A rally was held this afternoon at Liberty Plaza in Taipei to commemorate the one-year anniversary of Russia’s invasion of Ukraine, organized by Taiwan Stands with Ukraine. The rally involved a number of Taiwanese and Ukrainian speakers, with interpretation in both English and Mandarin. Around 150 to 200 were present for the rally.

Participants gathered at Liberty Plaza starting at 1:30 PM, despite cold weather and light rain. The rally itself began at 2 PM, with the singing of the Ukrainian national anthem. Afterward, a moment of silence was held for those that have died during the invasion.

Taiwan Stands with Ukraine, the main organizer of the rally, was formed in the aftermath of the invasion. As the moderators of the event stated, to date, the organization has raised 1.5 million NT for Ukraine through fundraising efforts. Fundraising efforts have included everything from cultural fairs for Ukraine to dance nights. Moreover, daily gatherings to wave the Ukrainian flag in urban areas, to remind of the ongoing war, have been held by Taiwan Stands with Ukraine and Ukrainians in Taiwan since the start of the invasion.

Among the speakers at the rally were Taiwanese politicians such as Taipei city councilor Miao Poya of the SDP, Claire Wang, chair of the NPP, and Hsieh Pei-fen, the head of the International Affairs department of the DPP. The three brought up how Putin likely did not expect Ukraine to be able to resist beyond three days when the invasion began, but how Ukraine has endured for over a year, in spite of the many deaths that have occurred at the hands of Russian armed forces. In her comments, Miao stated that even as Ukrainians have sometimes thanked Taiwan for support, Taiwan should in fact thank Ukrainians for drawing a line in the sand for democracies worldwide in resisting authoritarianism. Hsieh Pei-fen cited how some Taiwanese have traveled to Ukraine to directly assist Ukraine in its fight against Russia. Furthermore, comments by speakers touched upon how Russia’s military aggression has left many Ukrainians to endure the harsh winter without heat or energy.

Other Taiwanese speakers included Shih Yi-hsiang, the secretary-general of the Taiwan Association for Human Rights, who touched on Taiwan’s history of democratization in connection to Ukraine in his comments, as well as Jason Liu, the author of a book on Ukraine. Liu spoke about his experiences in Ukraine, including meeting a priest that persisted with efforts to hold funerals for the dead in order to ensure that they would not be forgotten. Some Taiwanese that had fought in Ukraine were present at the rally. Hong Kong groups, too, were present at the rally with Black Bauhinia flags. Taiwanese interpreters for the rally included Aurora Chang and Yang Kang.
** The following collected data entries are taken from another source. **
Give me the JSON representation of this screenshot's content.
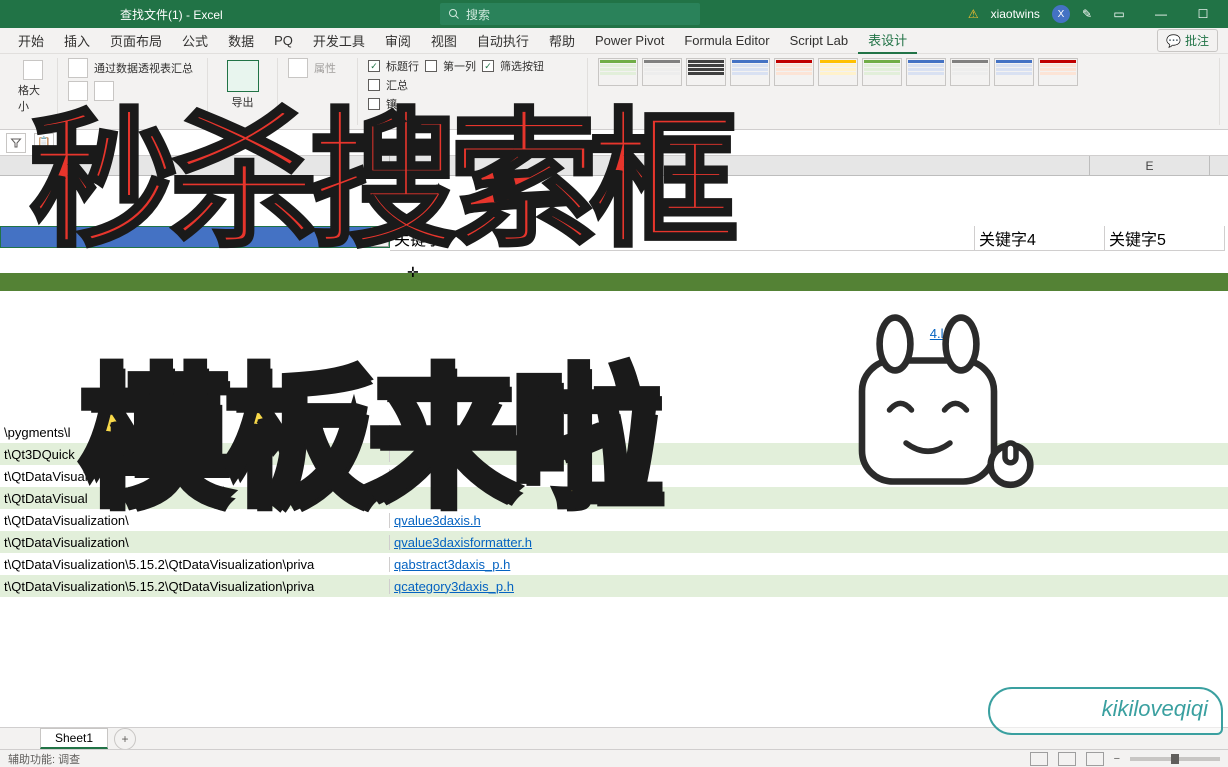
{
  "titlebar": {
    "filename": "查找文件(1)  -  Excel",
    "search_placeholder": "搜索",
    "username": "xiaotwins",
    "user_initial": "X"
  },
  "ribbon_tabs": [
    "开始",
    "插入",
    "页面布局",
    "公式",
    "数据",
    "PQ",
    "开发工具",
    "审阅",
    "视图",
    "自动执行",
    "帮助",
    "Power Pivot",
    "Formula Editor",
    "Script Lab",
    "表设计"
  ],
  "ribbon_active": "表设计",
  "comments_label": "批注",
  "ribbon": {
    "size_label": "格大小",
    "pivot_label": "通过数据透视表汇总",
    "export_label": "导出",
    "props_label": "属性",
    "header_row": "标题行",
    "first_col": "第一列",
    "filter_btn": "筛选按钮",
    "total_row": "汇总",
    "banded": "镶"
  },
  "columns": {
    "b": "B",
    "e": "E",
    "hdr3": "关键字3",
    "hdr4": "关键字4",
    "hdr5": "关键字5"
  },
  "rows": [
    {
      "band": false,
      "path": "\\pygments\\l",
      "link": ""
    },
    {
      "band": true,
      "path": "t\\Qt3DQuick",
      "link": ""
    },
    {
      "band": false,
      "path": "t\\QtDataVisual",
      "link": ""
    },
    {
      "band": true,
      "path": "t\\QtDataVisual",
      "link": ""
    },
    {
      "band": false,
      "path": "t\\QtDataVisualization\\",
      "link": "qvalue3daxis.h"
    },
    {
      "band": true,
      "path": "t\\QtDataVisualization\\",
      "link": "qvalue3daxisformatter.h"
    },
    {
      "band": false,
      "path": "t\\QtDataVisualization\\5.15.2\\QtDataVisualization\\priva",
      "link": "qabstract3daxis_p.h"
    },
    {
      "band": true,
      "path": "t\\QtDataVisualization\\5.15.2\\QtDataVisualization\\priva",
      "link": "qcategory3daxis_p.h"
    }
  ],
  "fragment_link": "4.log",
  "sheet_tab": "Sheet1",
  "status_left": "辅助功能: 调查",
  "overlay1": "秒杀搜索框",
  "overlay2": "模板来啦",
  "watermark": "kikiloveqiqi"
}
Ukrainian speakers included Olga Kulish, the founder of Team Taiwan-Ukraine, Yurri Poita, an analyst at the Institute for National Defense and Security Research, and Mariia Tonkovyd, co-founder of Divchata Power, which fundraises to support women and children affected by the war. Poita spoke of where Taiwan has aided Ukraine, including suspending exports of semiconductors to Russia, and donations of needed supplies. Kulish brought up in her comments how the war had actually begun in 2014 with the occupation of the Donbas region of Ukraine, in the aftermath of the 2014 Revolution of Dignity and Euromaidan demonstrations. Tonkovyd stated that fundraising efforts have led to more than 200,000 NT donated to her project. Closing comments by moderator Alex Khomenko thanked all those who have sought to support Ukraine to date, while Aurora Chang spoke of her perspective as a Taiwanese person that stands in support of Ukraine.

As the event ended, speakers that were still present were invited to go up to take a photo. Likewise, all those who had supported Ukraine were also invited up for a photo. A large banner of the Ukrainian flag was unfurled and as Ukrainian music was played, a child began dancing in front of the banner.
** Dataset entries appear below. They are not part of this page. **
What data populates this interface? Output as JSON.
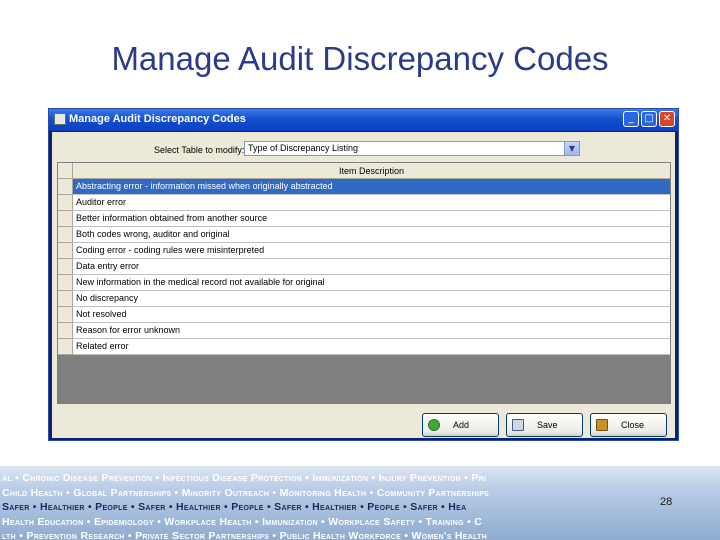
{
  "slide": {
    "title": "Manage Audit Discrepancy Codes",
    "page_number": "28"
  },
  "window": {
    "title": "Manage Audit Discrepancy Codes",
    "controls": {
      "minimize": "_",
      "maximize": "□",
      "close": "✕"
    }
  },
  "form": {
    "select_label": "Select Table to modify:",
    "select_value": "Type of Discrepancy Listing"
  },
  "table": {
    "header": "Item Description",
    "rows": [
      "Abstracting error - information missed when originally abstracted",
      "Auditor error",
      "Better information obtained from another source",
      "Both codes wrong, auditor and original",
      "Coding error - coding rules were misinterpreted",
      "Data entry error",
      "New information in the medical record not available for original",
      "No discrepancy",
      "Not resolved",
      "Reason for error unknown",
      "Related error"
    ],
    "selected_index": 0
  },
  "buttons": {
    "add": "Add",
    "save": "Save",
    "close": "Close"
  },
  "banner": {
    "lines": [
      "al • Chronic Disease Prevention • Infectious Disease Protection • Immunization • Injury Prevention • Pri",
      "Child Health • Global Partnerships • Minority Outreach • Monitoring Health • Community Partnerships",
      "Safer • Healthier • People • Safer • Healthier • People • Safer • Healthier • People • Safer • Hea",
      "Health Education • Epidemiology • Workplace Health • Immunization • Workplace Safety • Training • C",
      "lth • Prevention Research • Private Sector Partnerships • Public Health Workforce • Women's Health"
    ]
  },
  "colors": {
    "title": "#2b3b8c",
    "selection": "#316ac5",
    "titlebar": "#1450d0"
  }
}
The invasion of Ukraine has prompted a great deal of reflection in Taiwan, particularly given the geopolitical threat that Taiwan faces from China. It may not be surprising that many Taiwanese see strong parallels between Taiwan and Ukraine, particularly since Russia has justified its invasion on the basis of the claim that Ukraine does not have a distinct culture, language, or history from that of Russia. To this extent, solidarity rallies have been held in Taiwan for Ukraine since the start of the invasion–but one year on, the struggle is far from over.